Para cualquier persona que no esté obcecada con el dogma neoliberal es obvio que la solución a la crisis económica pasa por romper este círculo vicioso, que se inicia con un endeudamiento que quiere resolverse a base de políticas de austeridad que determinan un descenso de la actividad económica y de los ingresos al Estado, lo cual lleva a pedir prestado más dinero y a endeudarse. Este círculo vicioso es lo que está llevando la Eurozona al desastre.

Lo que tiene que hacerse es dejar de endeudarse, renegociando una deuda que ha beneficiado a la banca y a sus accionistas, pero a nadie más. No se puede avanzar con un sistema financiero que funciona para tan pocos a costa del sacrificio de tantos. La banca privada ya ha perdido su función social, que es la de proveer crédito. Si no ofrece crédito, no tiene lógica su existencia. El tamaño del sector financiero en una economía debe por lo tanto reducirse sustancialmente mediante toda una serie de medidas, que incluyen desde una carga impositiva mucho más elevada a la banca (sin afectar los ahorros del ciudadano normal y corriente), gravando principalmente a los grandes depósitos, las largas transacciones y las actividades especulativas. Otras medidas deberían incluir su nacionalización, con pleno intervencionismo del Estado para garantizar la disponibilidad de crédito razonable y accesible. No puede permitirse que la banca privada sea el aparato sanguíneo del cuerpo económico.

Por otra parte, los Estados deben dejar de depender tanto de los préstamos externos, observación que es especialmente relevante para los países llamados en la terminología anglosajona PIGS (o GIPSI si se incluye Italia). Cada uno de estos Estados (cuyos ingresos al Estado son excesivamente bajos) debe incrementar sustancialmente sus ingresos públicos. Si España tuviera la carga fiscal de Suecia, el Estado español ingresaría 200.000 millones de euros más al año. En Italia, según el Banco de Italia, la riqueza existente en el país, altamente concentrada (que podría y debería general fondos al Estado), representa 8.600.000 millones de euros, que es más de cuatro veces los 2.000.000 millones de euros de deuda pública que tiene su Estado. Si tal riqueza concentrada, como sugiere Tom Gill en su artículo “Europe is Revolting” (CounterPunch, Septiembre de 2012) se la gravara con un 2% de la riqueza poseída por el 50% más rico de los propietarios, se generarían 100.000 millones de euros más al año para las arcas del Estado.
Un tanto semejante en Portugal, donde el gobierno propuso recientemente unos recortes de 4.900 millones de euros (que tuvo que retirar debido a la oposición de la ciudadanía). Los sindicatos portugueses propusieron como alternativas un aumento del gravamen de un 0,25% en las transacciones bancarias (consiguiendo así 2.000 millones), de un 10% en las ganancias en la propiedad de los mayores accionistas del país (consiguiendo 1.700 millones de euros), un incremento del impuesto de sociedades para las empresas que facturan a partir de 1.2 millones de euros al año (1.200 millones de euros), y una disminución del fraude fiscal (1.200 millones de euros).
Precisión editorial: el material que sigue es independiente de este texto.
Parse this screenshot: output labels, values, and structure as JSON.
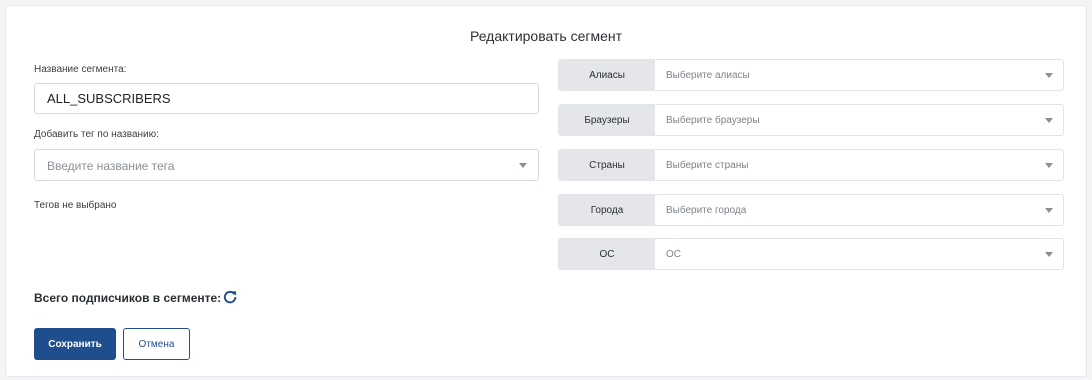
{
  "form": {
    "title": "Редактировать сегмент",
    "segment_name_label": "Название сегмента:",
    "segment_name_value": "ALL_SUBSCRIBERS",
    "tag_label": "Добавить тег по названию:",
    "tag_placeholder": "Введите название тега",
    "no_tags_text": "Тегов не выбрано",
    "total_label": "Всего подписчиков в сегменте:",
    "save_label": "Сохранить",
    "cancel_label": "Отмена"
  },
  "filters": [
    {
      "label": "Алиасы",
      "placeholder": "Выберите алиасы"
    },
    {
      "label": "Браузеры",
      "placeholder": "Выберите браузеры"
    },
    {
      "label": "Страны",
      "placeholder": "Выберите страны"
    },
    {
      "label": "Города",
      "placeholder": "Выберите города"
    },
    {
      "label": "ОС",
      "placeholder": "ОС"
    }
  ],
  "icons": {
    "refresh": "refresh-icon",
    "dropdown": "chevron-down-icon"
  },
  "colors": {
    "primary": "#1f4e8c",
    "label_bg": "#e4e6ea"
  }
}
Todas estas medidas afectarían sólo al 1% de la población: los súper ricos. Todas estas propuestas son altamente populares.

Otras propuestas también altamente populares es la reducción del gasto en las Fuerzas Armadas. Gran parte de tales fuerzas militares hacen funciones policiales y de represión interna, caso claro en España, donde se asigna a tales fuerzas armadas la garantía de “la unidad de España”, función que expresa el carácter  policial y de represión interna del país, defendiendo en la práctica un centralismo que inhibe la expresión de la riqueza de España que debería basarse en la expresión de su plurinacionalidad. Ni que decir tiene que estas propuestas alternativas, populares a nivel de calle, son inmensamente impopulares en los establishments que gobiernan a los países de la Eurozona, que están imponiendo políticas opuestas, altamente impopulares. Hoy existen unas instituciones que no han sido elegidas por la población, que gobiernan e imponen lo que favorece a sus intereses particulares, a costa de los intereses generales. Las fuerzas auténticamente democráticas deberían coordinarse a nivel europeo, incluyendo una huelga general a nivel de toda la Eurozona para indicar que las clases populares están diciendo basta ya de esta dictadura financiera que está llevando a todos los países al desastre.